I was making a similar late night/early morning drive to be home for Mother’s Day this year after a show in Huntsville, AL. I was dreading the short night of sleep I would have because I had plans to wake up before my wife and make breakfast, give her gifts, do the dishes, take the kids to church, and hold down the fort while she got a little R&R on her special day. I remember at the end of the Mother’s Day feeling no small measure of self-satisfaction at the great job I’d done to make my wife feel special, and I was exhausted. For one day, I had tried to do just a fraction of what my wife does every day, and I was worn out. Certainly, the standard for a great mom is a lot greater than just being there.

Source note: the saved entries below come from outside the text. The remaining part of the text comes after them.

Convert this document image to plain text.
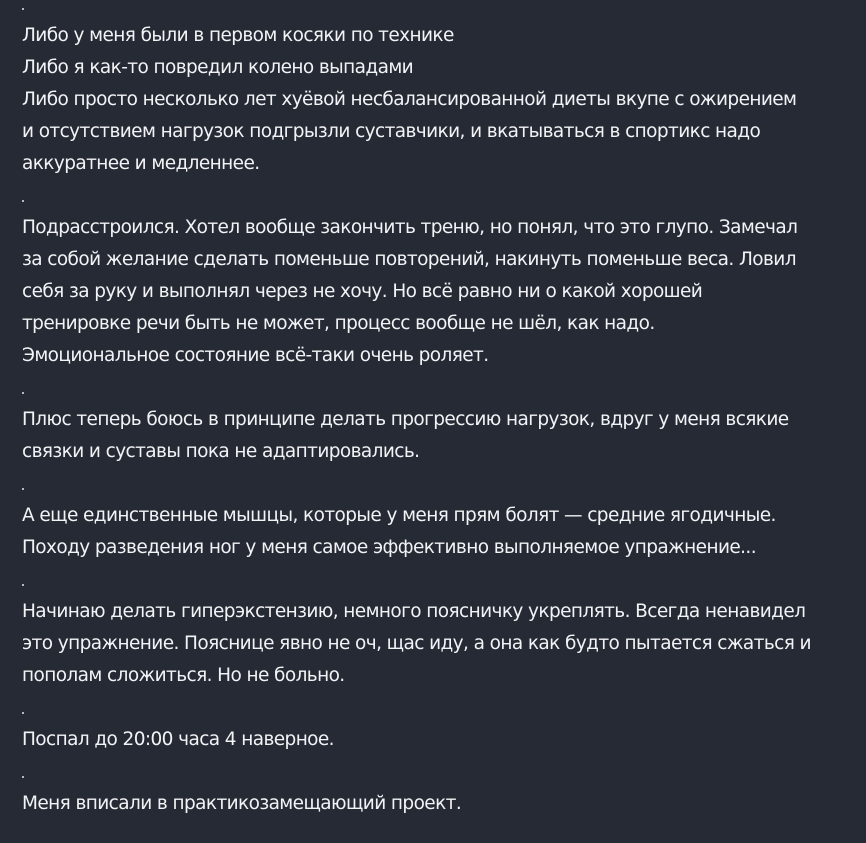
Либо у меня были в первом косяки по технике
Либо я как-то повредил колено выпадами
Либо просто несколько лет хуёвой несбалансированной диеты вкупе с ожирением
и отсутствием нагрузок подгрызли суставчики, и вкатываться в спортикс надо
аккуратнее и медленнее.
Подрасстроился. Хотел вообще закончить треню, но понял, что это глупо. Замечал
за собой желание сделать поменьше повторений, накинуть поменьше веса. Ловил
себя за руку и выполнял через не хочу. Но всё равно ни о какой хорошей
тренировке речи быть не может, процесс вообще не шёл, как надо.
Эмоциональное состояние всё-таки очень роляет.
Плюс теперь боюсь в принципе делать прогрессию нагрузок, вдруг у меня всякие
связки и суставы пока не адаптировались.
А еще единственные мышцы, которые у меня прям болят — средние ягодичные.
Походу разведения ног у меня самое эффективно выполняемое упражнение...
Начинаю делать гиперэкстензию, немного поясничку укреплять. Всегда ненавидел
это упражнение. Пояснице явно не оч, щас иду, а она как будто пытается сжаться и
пополам сложиться. Но не больно.
Поспал до 20:00 часа 4 наверное.
Меня вписали в практикозамещающий проект.
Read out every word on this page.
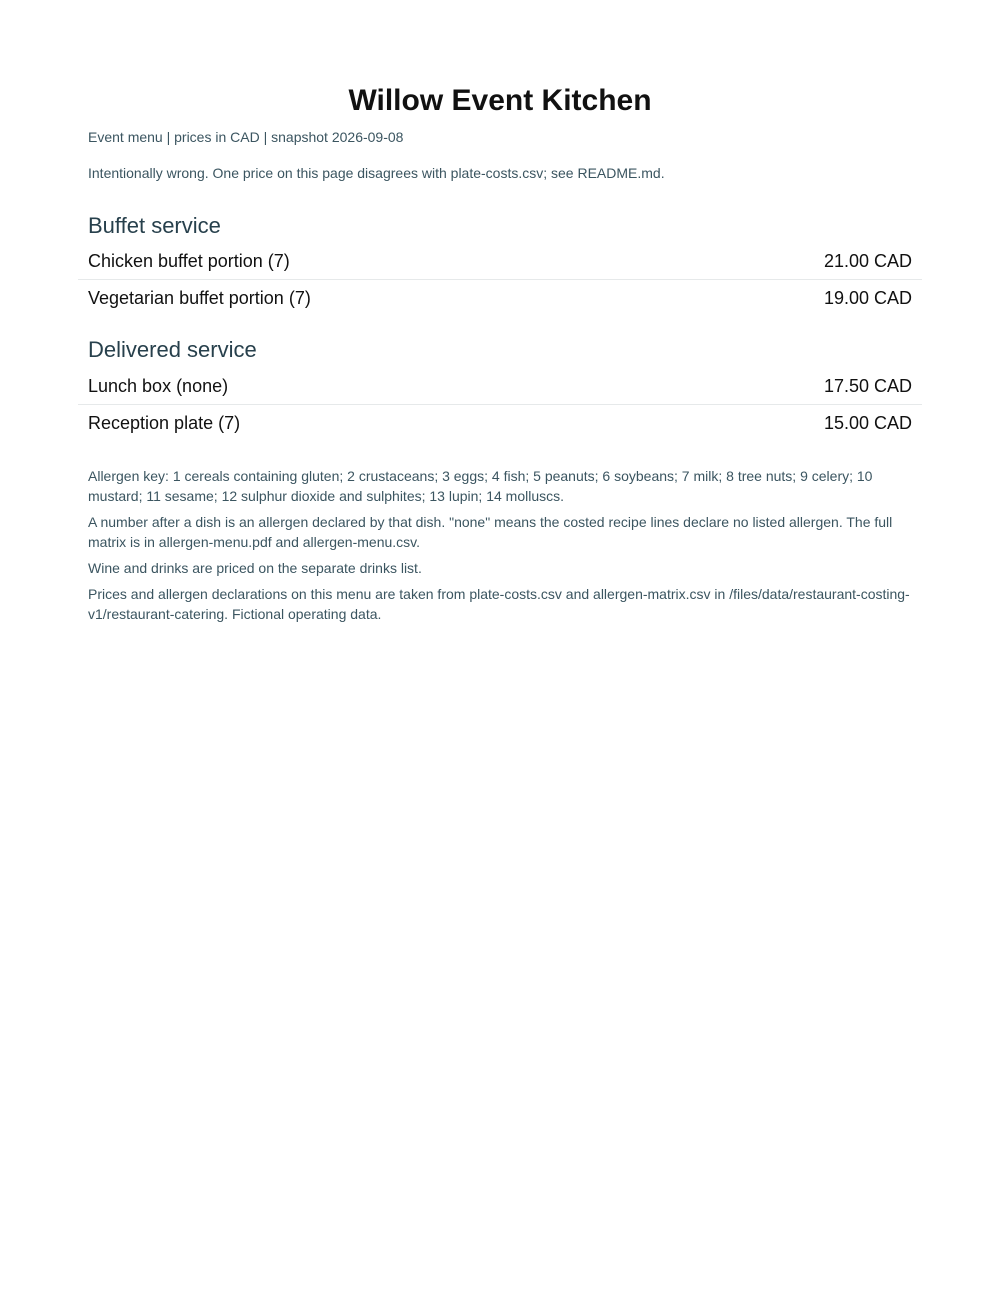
Willow Event Kitchen
Event menu | prices in CAD | snapshot 2026-09-08
Intentionally wrong. One price on this page disagrees with plate-costs.csv; see README.md.
Buffet service
Chicken buffet portion (7)	21.00 CAD
Vegetarian buffet portion (7)	19.00 CAD
Delivered service
Lunch box (none)	17.50 CAD
Reception plate (7)	15.00 CAD

Allergen key: 1 cereals containing gluten; 2 crustaceans; 3 eggs; 4 fish; 5 peanuts; 6 soybeans; 7 milk; 8 tree nuts; 9 celery; 10 mustard; 11 sesame; 12 sulphur dioxide and sulphites; 13 lupin; 14 molluscs.

A number after a dish is an allergen declared by that dish. "none" means the costed recipe lines declare no listed allergen. The full matrix is in allergen-menu.pdf and allergen-menu.csv.

Wine and drinks are priced on the separate drinks list.

Prices and allergen declarations on this menu are taken from plate-costs.csv and allergen-matrix.csv in /files/data/restaurant-costing-v1/restaurant-catering. Fictional operating data.
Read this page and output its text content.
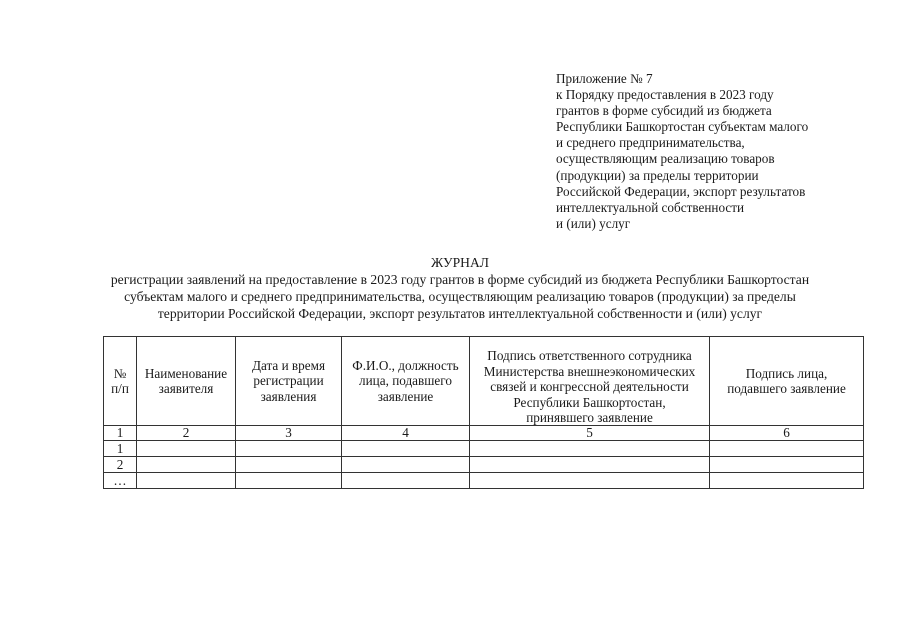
Приложение № 7
к Порядку предоставления в 2023 году
грантов в форме субсидий из бюджета
Республики Башкортостан субъектам малого
и среднего предпринимательства,
осуществляющим реализацию товаров
(продукции) за пределы территории
Российской Федерации, экспорт результатов
интеллектуальной собственности
и (или) услуг
ЖУРНАЛ
регистрации заявлений на предоставление в 2023 году грантов в форме субсидий из бюджета Республики Башкортостан
субъектам малого и среднего предпринимательства, осуществляющим реализацию товаров (продукции) за пределы
территории Российской Федерации, экспорт результатов интеллектуальной собственности и (или) услуг
№
п/п	Наименование
заявителя	Дата и время
регистрации
заявления	Ф.И.О., должность
лица, подавшего
заявление	Подпись ответственного сотрудника
Министерства внешнеэкономических
связей и конгрессной деятельности
Республики Башкортостан,
принявшего заявление	Подпись лица,
подавшего заявление

1	2	3	4	5	6
1					
2					
…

So, on this Father’s Day, I would humbly like to offer that being a great father is more than just being there. I understand what the sign is trying to express. There is definitely truth in the sentiment that “Showing up is half the battle.” I understand the social commentary on absentee and delinquent fathers, etc. But, what about all the abusive fathers whose wives and children want nothing more than for their husbands to just go away? If we’re jerks when we’re there, being there hardly constitutes greatness. I started thinking about all the times I’ve been content to “just be there,” caught up with the television, or the Internet, or a book instead of really engaging with my wife and kids. Fatherhood is a job, and it is never okay to just be there in your job. If we just showed up in Third Day, we certainly wouldn’t be great. We try, we practice, we plan, we dream. (I’m not saying we are great. But, we try to be!) I’ve had crew guys that were content in “just being there.” They no longer work for us. Just being there doesn’t cut it.
So, here is my edit for the church sign committee:
Being an okay father is easy, just be there. However, if you want to be a great father, really be there: love your wife, wrestle with your kids, talk to them, help them with their homework, read the bible with them, pray with them, listen, play sports with them, teach them how to take pictures or play instruments, coach a team, teach them how to type or do a spreadsheet. Love them, hug them, tell them that you love them, tell your daughters they are beautiful, take the whole family camping, help your boys be strong. Volunteer at their schools. Go to their long, boring plays, and practice your own acting by pretending it was awesome. Show your boys how to treat women, hold chairs and open doors. Show them how to serve others. Sacrifice, stop being selfish, and give your children great memories. Be more like your wife!
What do you think? Obviously, this would make a horrible church sign. I’m certainly not writing this from the perspective of someone who has this all figured out. I’m writing this as a challenge to myself first and foremost. But guys, I think it’s time we raised the standard. It’ll take more than applying the words from a church sign. It’ll take everything we have for the rest of our lives. But, there is always a cost to greatness.